Duisburg Lehrer üben Körpersprache

Duisburg · Der Tänzer und Choreograph Avi Kaiser bietet eine ungewöhnliche Workshop-Reihe für Lehrer an. Dabei lernen die Pädagogen oft ganz neue Seiten an sich kennen. An einem Abend wurde im Lehmbruck-Museum getanzt.

 Gesten, Haltung und Ausdrucksgehalt der Lehmbruck-Skulpturen laden dazu ein, Gefühle tänzerisch umzusetzen. Foto oben: Avi Kaiser.

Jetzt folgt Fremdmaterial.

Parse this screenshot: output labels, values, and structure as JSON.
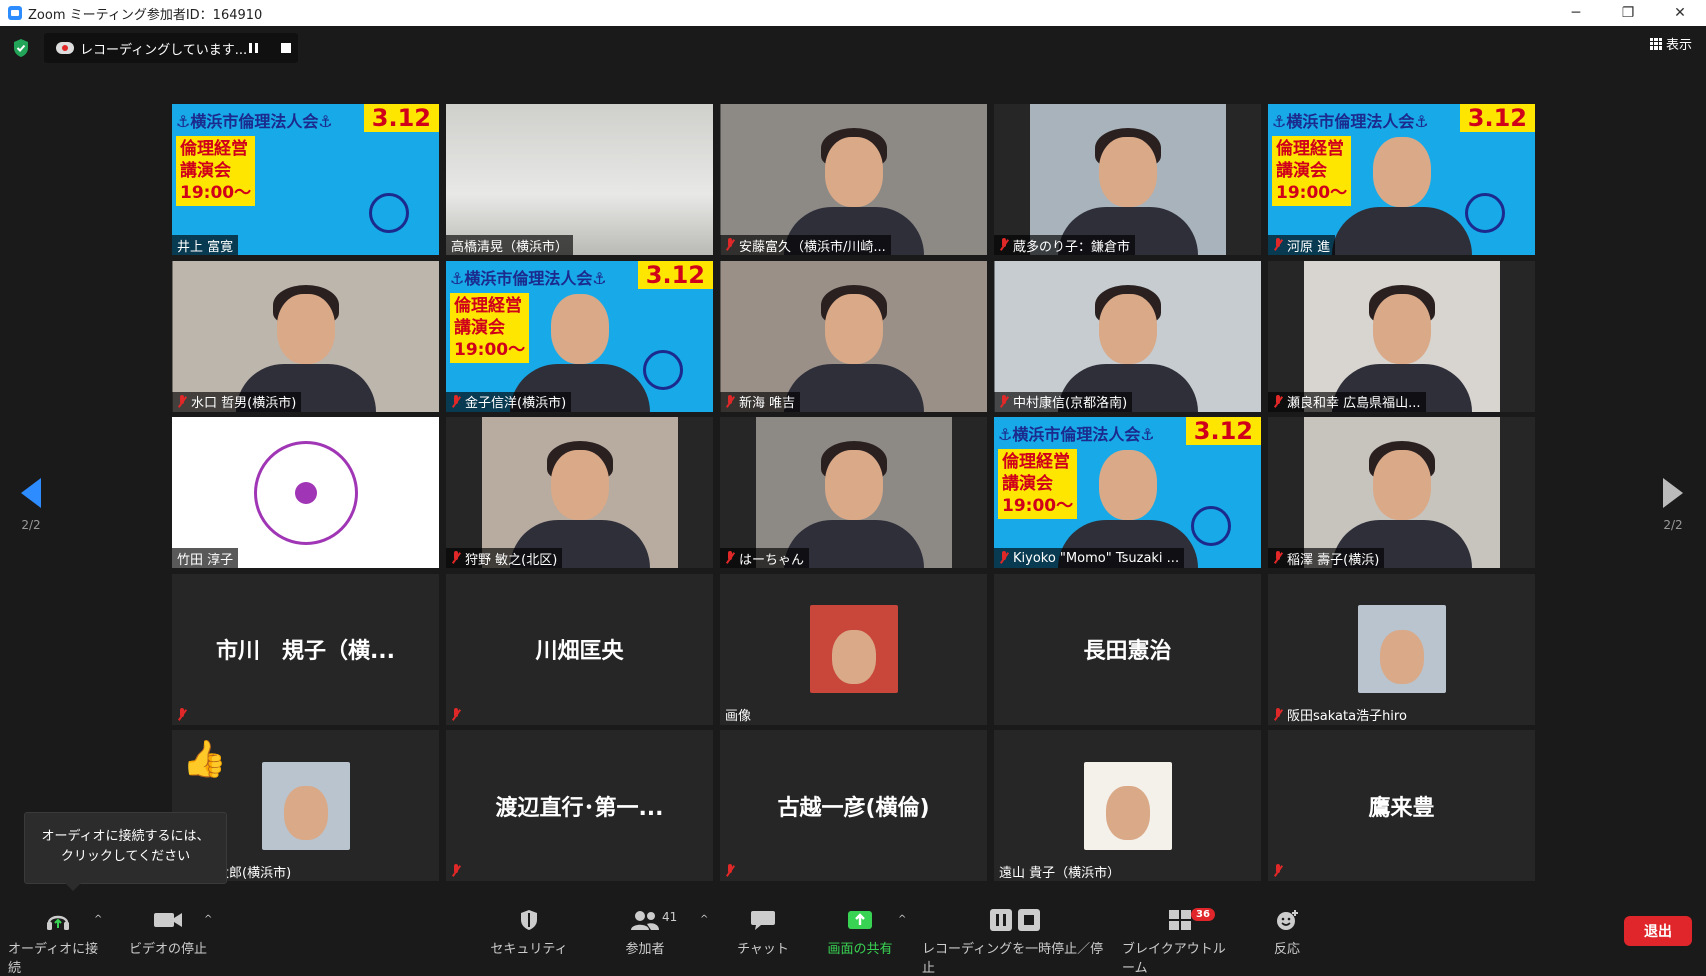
{
  "window": {
    "title": "Zoom ミーティング参加者ID：164910",
    "minimize": "─",
    "restore": "❐",
    "close": "✕"
  },
  "topbar": {
    "recording_text": "レコーディングしています...",
    "view_label": "表示"
  },
  "navigation": {
    "page_left": "2/2",
    "page_right": "2/2"
  },
  "colors": {
    "accent": "#2d8cff",
    "muted": "#e02828",
    "poster_blue": "#18a9e8",
    "poster_yellow": "#ffe600",
    "leave": "#e0262a",
    "share_green": "#39d353"
  },
  "poster": {
    "title": "⚓横浜市倫理法人会⚓",
    "date": "3.12",
    "line1": "倫理経営",
    "line2": "講演会",
    "line3": "19:00～"
  },
  "tiles": [
    {
      "name": "井上 富寛",
      "kind": "poster",
      "muted": false
    },
    {
      "name": "高橋清晃（横浜市）",
      "kind": "room",
      "muted": false
    },
    {
      "name": "安藤富久（横浜市/川崎...",
      "kind": "person",
      "muted": true
    },
    {
      "name": "蔵多のり子：鎌倉市",
      "kind": "person",
      "muted": true
    },
    {
      "name": "河原 進",
      "kind": "poster_person",
      "muted": true
    },
    {
      "name": "水口 哲男(横浜市)",
      "kind": "person",
      "muted": true
    },
    {
      "name": "金子信洋(横浜市)",
      "kind": "poster_person",
      "muted": true
    },
    {
      "name": "新海 唯吉",
      "kind": "person",
      "muted": true
    },
    {
      "name": "中村康信(京都洛南)",
      "kind": "person",
      "muted": true
    },
    {
      "name": "瀬良和幸 広島県福山...",
      "kind": "person",
      "muted": true
    },
    {
      "name": "竹田 淳子",
      "kind": "emblem",
      "muted": false
    },
    {
      "name": "狩野 敏之(北区)",
      "kind": "person",
      "muted": true
    },
    {
      "name": "はーちゃん",
      "kind": "person",
      "muted": true
    },
    {
      "name": "Kiyoko \"Momo\" Tsuzaki ...",
      "kind": "poster_person",
      "muted": true
    },
    {
      "name": "稲澤 壽子(横浜)",
      "kind": "person",
      "muted": true
    },
    {
      "center": "市川　規子（横...",
      "kind": "text",
      "muted": true
    },
    {
      "center": "川畑匡央",
      "kind": "text",
      "muted": true
    },
    {
      "name": "画像",
      "kind": "thumb",
      "muted": false
    },
    {
      "center": "長田憲治",
      "kind": "text",
      "muted": false
    },
    {
      "name": "阪田sakata浩子hiro",
      "kind": "thumb",
      "muted": true
    },
    {
      "name": "け山本太郎(横浜市)",
      "kind": "thumb_reaction",
      "muted": false,
      "reaction": "👍"
    },
    {
      "center": "渡辺直行･第一...",
      "kind": "text",
      "muted": true
    },
    {
      "center": "古越一彦(横倫)",
      "kind": "text",
      "muted": true
    },
    {
      "name": "遠山 貴子（横浜市）",
      "kind": "thumb",
      "muted": false
    },
    {
      "center": "鷹来豊",
      "kind": "text",
      "muted": true
    }
  ],
  "tooltip": {
    "text": "オーディオに接続するには、クリックしてください"
  },
  "toolbar": {
    "audio": "オーディオに接続",
    "video": "ビデオの停止",
    "security": "セキュリティ",
    "participants": "参加者",
    "participants_count": "41",
    "chat": "チャット",
    "share": "画面の共有",
    "recording": "レコーディングを一時停止／停止",
    "breakout": "ブレイクアウトルーム",
    "breakout_count": "36",
    "reactions": "反応",
    "leave": "退出"
  }
}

Gesten, Haltung und Ausdrucksgehalt der Lehmbruck-Skulpturen laden dazu ein, Gefühle tänzerisch umzusetzen. Foto oben: Avi Kaiser.

Foto: bernd uhlen

Außerschulische Kulturangebote für Schüler sind zwar nicht gerade alltäglich, aber auch nicht (mehr) ungewöhnlich. Duisburger Museen laden beispielsweise Schulklassen ein, die bei Sonderführungen oder beim Blick hinter die Kulissen Einsichten bekommen, die nicht in Lehrbüchern zu finden sind. In vielen Schulen arbeiten Lehrer, die als Kulturbeauftragte besondere Aufgaben übernommen haben. Unterstützt werden sie in Duisburg von der Schulkulturkontaktstelle, die Petra Müller leitet, oder auch von der "Kulturagentin" Nina Pelletier, die in Duisburg und Moers ihre kulturellen Netze pflegt. Einige engagierte Lehrer, Petra Müller und Nina Pelletier haben nun etwas ganz Neues ausprobiert: Sie haben Lehrer (nicht Schüler!) zu einer sechsteiligen Workshop-Reihe beim Tänzer und Choreographen Avi Kaiser eingeladen. 17 Lehrer aus Moers und Duisburg konnten an den Workshops teilnehmen. Die meisten Zusammenkünfte fanden im Tanzraum "The Roof" am Innenhafen statt, wo Avi Kaiser und Sergio Antonino leben und arbeiten. Einen besonders inspirierenden Workshopabend gab es außerdem im Lehmbruck-Museum. Dort bewegten sich die Lehrer angesichts der Lehmbruck-Werke.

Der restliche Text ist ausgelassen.